I'm about to bring up a point that will worry fantasy owners and cause a freak out among analysts. A few years back, Aaron Schatz at Football Outsiders discovered a trend in which running backs who had more than 370 carries in a season often suffered a major drop-off in the following year. There was an exception, Eric Dickerson, but it was one of those guidelines that was very good to know coming into a fantasy draft. Some of it is wear, some of it is simple regression, but a lot of analysts argued against the suggestion. Mention it in some circles and you get a near-religious argument going. In today's NFL, even though we're just a few years past the point where Schatz noted the trend, few backs approach that number. Through the first four games, Foster is on that pace.
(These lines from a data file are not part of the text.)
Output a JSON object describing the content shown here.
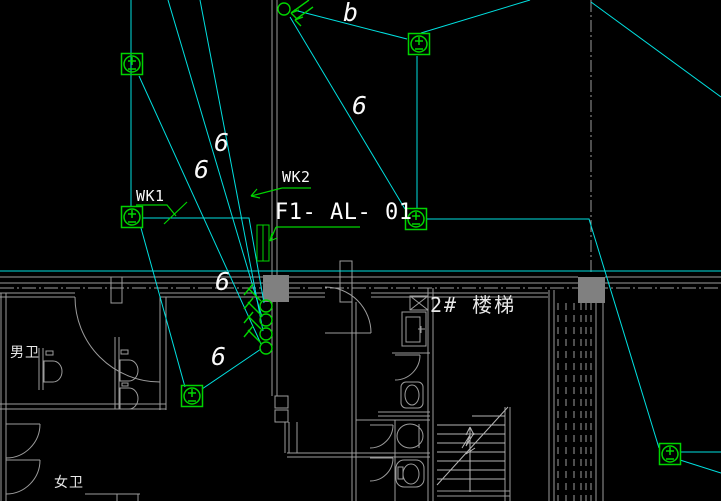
{
  "labels": {
    "panel": "F1- AL- 01",
    "wk1": "WK1",
    "wk2": "WK2",
    "phase": "b",
    "wire_count": "6",
    "stair_room": "2# 楼梯",
    "male_wc": "男卫",
    "female_wc": "女卫"
  },
  "colors": {
    "background": "#000000",
    "wire": "#00e0e0",
    "symbol_green": "#00d400",
    "text": "#f0f0f0",
    "wall": "#9c9c9c",
    "stair_lines": "#b4b4b4",
    "column_fill": "#808080"
  },
  "symbols": {
    "ceiling_lamp": "lamp-circle-plus-minus-icon",
    "riser": "wires-up-arrow-icon",
    "drop_point": "wire-drop-circle-icon",
    "distribution_panel": "panel-box-icon",
    "lamp_count": 6,
    "drop_point_count": 4
  }
}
Foster is notoriously injury-prone to begin with, but has Ben Tate to take some of the load off. Tate has done that, but the team is generating enough runs that even that isn't "enough." Add in a toe injury that could derail Tate some or shift the secondary role to Justin Forsett, and there's the potential for Foster's carries to increase. Add in a schedule that is very tough -- playing the Packers and Ravens after a Monday night game at the Jets, who remain a very physical team -- and Foster's risk goes up. It's something that his owners have to be aware of. Now is the right time to make sure you have a very solid backup, just in case.